The question of whether goods are fit for their ordinary purpose is much more frequently litigated. Thomas Coffer sued the manufacturer of a jar of mixed nuts after he bit down on an unshelled filbert, believing it to have been shelled, and damaged a tooth. Coffer argued in part that the presence of the unshelled nut among shelled nuts was a breach of the implied warranty of merchantability. Unquestionably, Coffer was using the nuts for their ordinary purpose when he ate them, and unquestionably, he suffered a dental injury when he bit the filbert's hard shell. But the North Carolina appellate court held that the jar of mixed nuts was nonetheless fit for the ordinary purpose for which jars of mixed nuts are used (Coffer v. Standard Brands, 30 N.C. App. 134, 226 S.E.2d 534 [1976]). The court consulted the state agriculture board's regulations and noted that the peanut industry allows a small amount of unshelled nuts tjo be included with shelled nuts without rendering the shelled nuts inedible or adulterated. The court also noted that shells are a natural incident to nuts.
Respectfully, we're talking peanuts and liquid tanks. Peanuts are also sold for consumption both shelled and unshelled. And it's probably not a bad idea to take a look at whatever it is you are putting in your mouth.

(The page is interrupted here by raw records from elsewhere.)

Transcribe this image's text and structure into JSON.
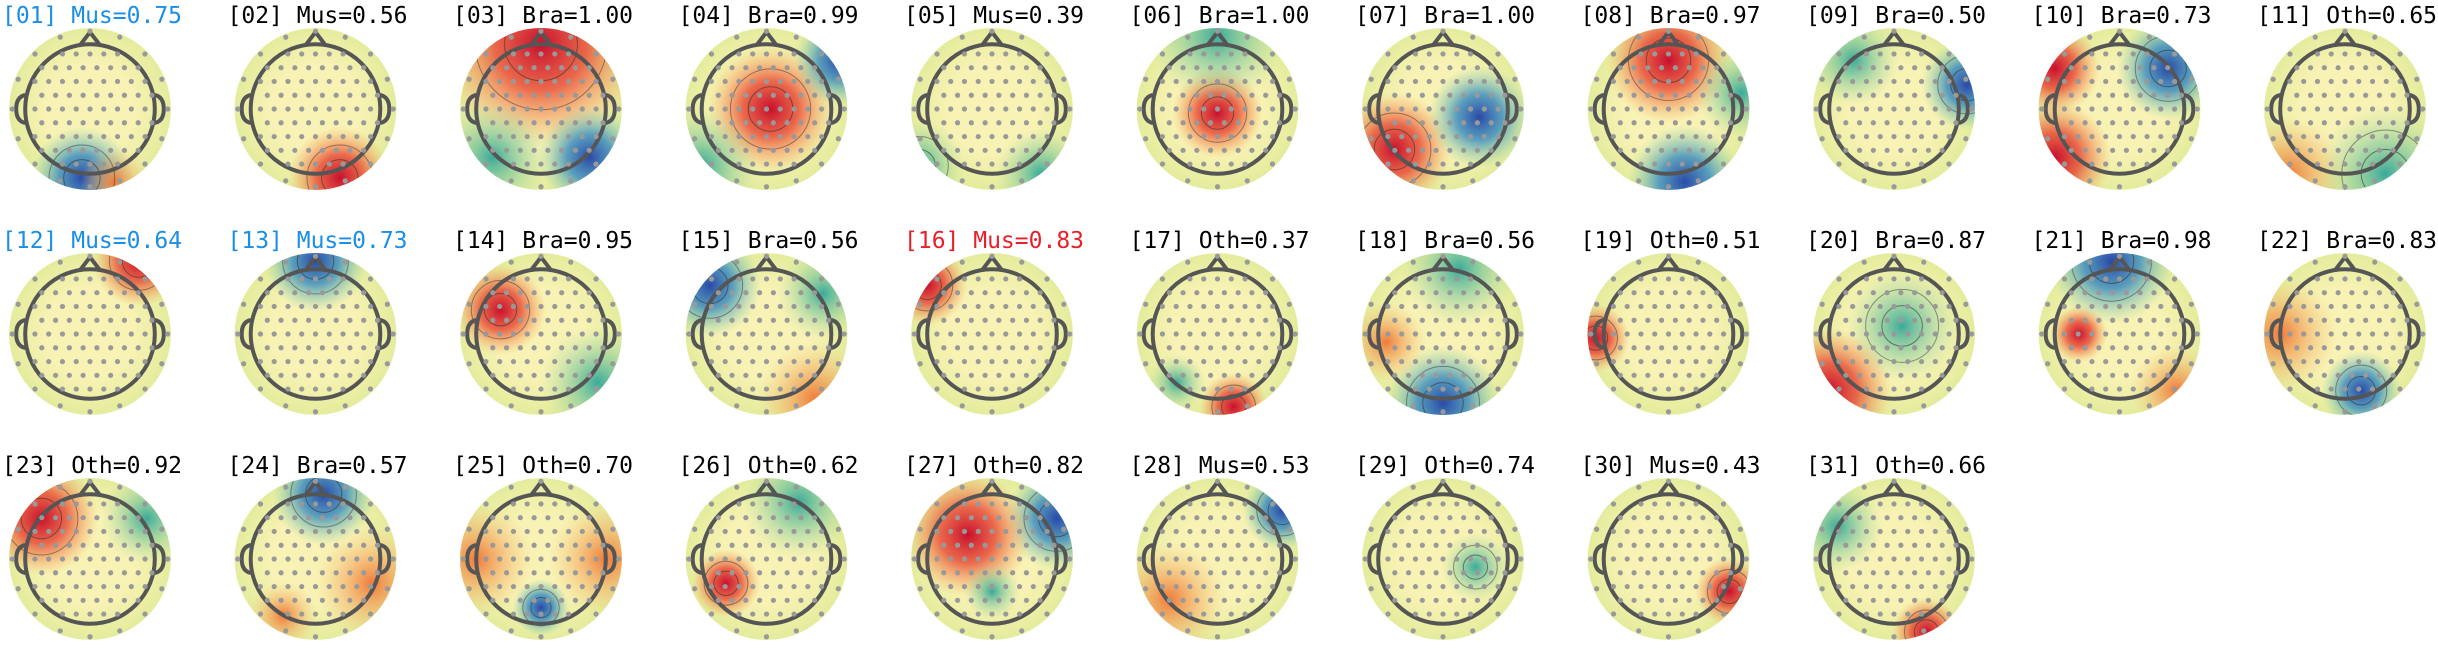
{
  "components": [
    {
      "title": "[01] Mus=0.75",
      "color": "#1a8fe3"
    },
    {
      "title": "[02] Mus=0.56",
      "color": "#000000"
    },
    {
      "title": "[03] Bra=1.00",
      "color": "#000000"
    },
    {
      "title": "[04] Bra=0.99",
      "color": "#000000"
    },
    {
      "title": "[05] Mus=0.39",
      "color": "#000000"
    },
    {
      "title": "[06] Bra=1.00",
      "color": "#000000"
    },
    {
      "title": "[07] Bra=1.00",
      "color": "#000000"
    },
    {
      "title": "[08] Bra=0.97",
      "color": "#000000"
    },
    {
      "title": "[09] Bra=0.50",
      "color": "#000000"
    },
    {
      "title": "[10] Bra=0.73",
      "color": "#000000"
    },
    {
      "title": "[11] Oth=0.65",
      "color": "#000000"
    },
    {
      "title": "[12] Mus=0.64",
      "color": "#1a8fe3"
    },
    {
      "title": "[13] Mus=0.73",
      "color": "#1a8fe3"
    },
    {
      "title": "[14] Bra=0.95",
      "color": "#000000"
    },
    {
      "title": "[15] Bra=0.56",
      "color": "#000000"
    },
    {
      "title": "[16] Mus=0.83",
      "color": "#e8202a"
    },
    {
      "title": "[17] Oth=0.37",
      "color": "#000000"
    },
    {
      "title": "[18] Bra=0.56",
      "color": "#000000"
    },
    {
      "title": "[19] Oth=0.51",
      "color": "#000000"
    },
    {
      "title": "[20] Bra=0.87",
      "color": "#000000"
    },
    {
      "title": "[21] Bra=0.98",
      "color": "#000000"
    },
    {
      "title": "[22] Bra=0.83",
      "color": "#000000"
    },
    {
      "title": "[23] Oth=0.92",
      "color": "#000000"
    },
    {
      "title": "[24] Bra=0.57",
      "color": "#000000"
    },
    {
      "title": "[25] Oth=0.70",
      "color": "#000000"
    },
    {
      "title": "[26] Oth=0.62",
      "color": "#000000"
    },
    {
      "title": "[27] Oth=0.82",
      "color": "#000000"
    },
    {
      "title": "[28] Mus=0.53",
      "color": "#000000"
    },
    {
      "title": "[29] Oth=0.74",
      "color": "#000000"
    },
    {
      "title": "[30] Mus=0.43",
      "color": "#000000"
    },
    {
      "title": "[31] Oth=0.66",
      "color": "#000000"
    }
  ]
}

On the other hand, I do believe a reasonable person would think that at least a fresh water tank is meant to be carried full. Otherwise, why have a fresh water tank, at least at the capacity our tanks come in? If unsafe, then why not include say a 15 gallon tank and tell owners that they have to rely on the water hook up at a site? Gray and black is a little different. Their capacity could be one of convenience, so that you don't have to drain everyday.

If there was a structural failure attributed to the weight of a full fresh water tank, well that's a case I would happily take.